Witam. Mam pewien problem dotyczący windy.
Od dłuższego czasu - o ile się nie mylę to od czasu zainstalowania neostrady + samsung WI-FI - występuje u mnie ekran śmierci.
Od razu mówię, że przeglądałem w ciągu 2 miesięcy tyle for na ten temat, że aż głowa boli. Stosowałem się do wskazówek itp. ale nic nie dało rady pomóc. W ostateczności zrobiłem pełnego formata kompa ale i on nic nie dał.
Próbowałem też całą bibliotekę jakoś naprawić, żeby nie było żadnych błędów programem RegistryBooster.
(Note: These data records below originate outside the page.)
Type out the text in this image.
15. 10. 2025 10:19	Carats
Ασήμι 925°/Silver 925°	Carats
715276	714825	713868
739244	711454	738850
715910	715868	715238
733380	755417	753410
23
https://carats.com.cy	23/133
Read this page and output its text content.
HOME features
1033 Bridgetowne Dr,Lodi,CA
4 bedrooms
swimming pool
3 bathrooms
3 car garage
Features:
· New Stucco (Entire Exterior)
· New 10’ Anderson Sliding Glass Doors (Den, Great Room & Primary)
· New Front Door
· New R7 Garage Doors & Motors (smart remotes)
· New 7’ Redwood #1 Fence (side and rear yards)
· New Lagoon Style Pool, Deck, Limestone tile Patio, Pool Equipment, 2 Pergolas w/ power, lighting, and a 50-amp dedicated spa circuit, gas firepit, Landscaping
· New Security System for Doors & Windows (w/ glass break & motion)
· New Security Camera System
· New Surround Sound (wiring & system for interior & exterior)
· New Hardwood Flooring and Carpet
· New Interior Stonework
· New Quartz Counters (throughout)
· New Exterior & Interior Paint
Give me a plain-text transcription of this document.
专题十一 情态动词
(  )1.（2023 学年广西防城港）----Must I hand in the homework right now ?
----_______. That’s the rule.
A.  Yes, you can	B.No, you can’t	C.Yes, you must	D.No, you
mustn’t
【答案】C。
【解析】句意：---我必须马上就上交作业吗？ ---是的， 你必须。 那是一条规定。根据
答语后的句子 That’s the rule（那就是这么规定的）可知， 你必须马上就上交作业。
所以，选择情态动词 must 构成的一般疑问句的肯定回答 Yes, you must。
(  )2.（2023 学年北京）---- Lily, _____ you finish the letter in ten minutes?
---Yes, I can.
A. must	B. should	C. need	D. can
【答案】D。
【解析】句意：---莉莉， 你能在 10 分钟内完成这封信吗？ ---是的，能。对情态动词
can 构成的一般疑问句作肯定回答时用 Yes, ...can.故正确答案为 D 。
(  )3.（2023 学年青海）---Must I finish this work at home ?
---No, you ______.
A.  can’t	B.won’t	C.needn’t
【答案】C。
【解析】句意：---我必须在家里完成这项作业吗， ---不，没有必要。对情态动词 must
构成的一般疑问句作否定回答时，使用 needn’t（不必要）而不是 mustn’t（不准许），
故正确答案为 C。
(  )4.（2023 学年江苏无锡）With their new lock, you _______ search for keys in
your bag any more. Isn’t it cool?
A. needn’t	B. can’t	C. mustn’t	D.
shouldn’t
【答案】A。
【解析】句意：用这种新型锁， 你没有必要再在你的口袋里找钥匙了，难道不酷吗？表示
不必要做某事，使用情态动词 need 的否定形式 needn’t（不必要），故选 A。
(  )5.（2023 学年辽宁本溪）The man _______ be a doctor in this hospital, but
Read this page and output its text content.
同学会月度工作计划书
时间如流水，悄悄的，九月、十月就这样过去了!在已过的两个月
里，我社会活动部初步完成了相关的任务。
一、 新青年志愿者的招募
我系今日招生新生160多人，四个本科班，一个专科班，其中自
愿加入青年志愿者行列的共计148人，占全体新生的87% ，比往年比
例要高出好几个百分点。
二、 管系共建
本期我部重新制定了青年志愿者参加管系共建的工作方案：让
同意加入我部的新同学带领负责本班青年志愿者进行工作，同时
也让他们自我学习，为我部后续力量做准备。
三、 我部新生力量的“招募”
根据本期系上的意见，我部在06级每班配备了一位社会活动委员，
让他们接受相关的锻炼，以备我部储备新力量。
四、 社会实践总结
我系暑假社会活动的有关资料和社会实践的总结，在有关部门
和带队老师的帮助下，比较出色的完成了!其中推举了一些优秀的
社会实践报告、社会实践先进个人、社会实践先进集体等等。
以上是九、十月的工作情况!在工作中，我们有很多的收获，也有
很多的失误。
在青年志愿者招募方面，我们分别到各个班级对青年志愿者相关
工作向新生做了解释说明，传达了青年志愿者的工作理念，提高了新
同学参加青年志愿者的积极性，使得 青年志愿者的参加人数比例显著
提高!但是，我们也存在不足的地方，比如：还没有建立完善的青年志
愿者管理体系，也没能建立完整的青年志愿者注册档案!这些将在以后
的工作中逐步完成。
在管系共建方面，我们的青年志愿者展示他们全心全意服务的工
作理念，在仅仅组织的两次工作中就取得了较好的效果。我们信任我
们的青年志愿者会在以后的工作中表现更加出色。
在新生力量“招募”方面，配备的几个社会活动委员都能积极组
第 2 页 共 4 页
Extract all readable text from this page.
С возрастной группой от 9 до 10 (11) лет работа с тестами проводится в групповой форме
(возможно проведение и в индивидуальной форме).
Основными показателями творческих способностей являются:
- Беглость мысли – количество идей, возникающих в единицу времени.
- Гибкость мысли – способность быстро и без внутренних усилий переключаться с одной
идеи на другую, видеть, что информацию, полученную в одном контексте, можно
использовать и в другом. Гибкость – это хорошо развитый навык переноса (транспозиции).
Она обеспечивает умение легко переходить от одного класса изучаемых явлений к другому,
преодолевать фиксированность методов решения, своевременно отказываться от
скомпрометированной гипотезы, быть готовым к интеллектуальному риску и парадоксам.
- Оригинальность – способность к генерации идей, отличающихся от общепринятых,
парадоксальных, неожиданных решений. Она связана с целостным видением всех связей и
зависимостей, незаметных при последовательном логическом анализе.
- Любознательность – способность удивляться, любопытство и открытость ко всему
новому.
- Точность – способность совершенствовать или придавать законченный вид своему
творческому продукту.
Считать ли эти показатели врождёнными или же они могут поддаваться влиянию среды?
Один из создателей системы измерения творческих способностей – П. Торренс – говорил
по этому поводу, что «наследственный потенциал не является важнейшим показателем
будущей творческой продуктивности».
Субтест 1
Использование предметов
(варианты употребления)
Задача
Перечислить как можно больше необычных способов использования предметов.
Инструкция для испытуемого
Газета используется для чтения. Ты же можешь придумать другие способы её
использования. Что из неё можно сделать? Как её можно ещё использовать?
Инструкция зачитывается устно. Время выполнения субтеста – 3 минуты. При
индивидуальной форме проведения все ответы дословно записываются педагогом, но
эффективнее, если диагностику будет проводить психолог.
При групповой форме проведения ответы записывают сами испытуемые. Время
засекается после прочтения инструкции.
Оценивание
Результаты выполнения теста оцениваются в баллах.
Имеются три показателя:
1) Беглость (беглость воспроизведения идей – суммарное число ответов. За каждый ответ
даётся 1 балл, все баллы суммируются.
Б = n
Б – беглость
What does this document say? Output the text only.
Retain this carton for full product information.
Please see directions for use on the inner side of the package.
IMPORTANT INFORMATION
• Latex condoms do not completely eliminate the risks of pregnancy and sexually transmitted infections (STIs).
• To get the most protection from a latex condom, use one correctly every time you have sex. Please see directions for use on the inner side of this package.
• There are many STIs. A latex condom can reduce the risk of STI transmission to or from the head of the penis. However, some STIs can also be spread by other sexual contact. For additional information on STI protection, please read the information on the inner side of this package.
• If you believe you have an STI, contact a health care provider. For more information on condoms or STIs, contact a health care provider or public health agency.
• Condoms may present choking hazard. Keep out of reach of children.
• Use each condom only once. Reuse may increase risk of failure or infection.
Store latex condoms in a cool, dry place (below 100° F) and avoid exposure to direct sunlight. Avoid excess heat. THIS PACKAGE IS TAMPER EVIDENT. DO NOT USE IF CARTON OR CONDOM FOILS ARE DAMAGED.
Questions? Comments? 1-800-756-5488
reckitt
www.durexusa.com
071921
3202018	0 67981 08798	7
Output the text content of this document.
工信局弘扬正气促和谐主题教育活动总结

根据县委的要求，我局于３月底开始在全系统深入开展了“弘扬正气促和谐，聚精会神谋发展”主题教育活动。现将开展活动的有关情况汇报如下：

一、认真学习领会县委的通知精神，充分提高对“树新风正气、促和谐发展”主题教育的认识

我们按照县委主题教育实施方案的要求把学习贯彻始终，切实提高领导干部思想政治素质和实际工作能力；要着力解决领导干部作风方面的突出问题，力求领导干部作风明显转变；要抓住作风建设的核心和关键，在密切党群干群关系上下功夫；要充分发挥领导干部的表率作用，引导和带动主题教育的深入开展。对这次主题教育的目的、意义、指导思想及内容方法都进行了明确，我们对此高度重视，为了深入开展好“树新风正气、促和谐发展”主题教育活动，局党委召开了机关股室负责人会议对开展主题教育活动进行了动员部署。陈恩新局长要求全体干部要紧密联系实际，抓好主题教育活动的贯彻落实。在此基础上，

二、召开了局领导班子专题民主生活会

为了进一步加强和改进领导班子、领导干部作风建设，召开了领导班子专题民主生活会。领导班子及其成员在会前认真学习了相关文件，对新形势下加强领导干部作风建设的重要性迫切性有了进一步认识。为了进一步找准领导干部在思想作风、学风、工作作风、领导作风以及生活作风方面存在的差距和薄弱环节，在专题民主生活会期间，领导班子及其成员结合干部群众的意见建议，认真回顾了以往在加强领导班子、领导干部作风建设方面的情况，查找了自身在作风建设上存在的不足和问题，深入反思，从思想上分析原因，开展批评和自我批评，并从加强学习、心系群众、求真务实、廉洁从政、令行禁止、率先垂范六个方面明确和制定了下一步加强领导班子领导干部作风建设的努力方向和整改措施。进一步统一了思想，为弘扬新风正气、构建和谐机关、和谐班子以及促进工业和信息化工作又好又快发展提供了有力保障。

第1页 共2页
Błędy w bibliotece były ale zostały naprawione. Ogólnie cały komputer “zreparowałem”. Nie ma żadnych w sumie błędów poza explorer.exe, który występuje od niedawna więc jeszcze się do niego dobiorę, ale wpierw chciałbym coś z tym zrobić.
Co do kompa to mam Pentium (4) 2,4GHz, 768 MB ram, Windows XP Home Edition (orginał - żeby nie było ;p)
Prawdopodobnie to właśnie przez tą neostrade mam te problemy - ogólnie mówiąc to net po prostu czasem mi się sam odłącza i muszę zasadzić mu reseta bo nawet wylogować się nie da. Po resecie ok ale jak oglądam jakieś filmy na necie, czy gram (choć to rzadko bywa) to on się wyłącza - co na dłuższą mete jest męczarnia nie mówiąc już o dodatkowym BUG’u jakim jest ten Ekran śmierci.
STOP z ekranu wygląda następująco: 0x000000FE (0x00000005, 0x82BAE0E0, 0x11063104, 0x82C23AB8)
Z góry dziękuję za pomoc. Będę dozgonnie wdzięczny bo nerwy już mi wysiadają - szczególnie jak biorę się za pisanie książki i muszę zapisywać co minutę.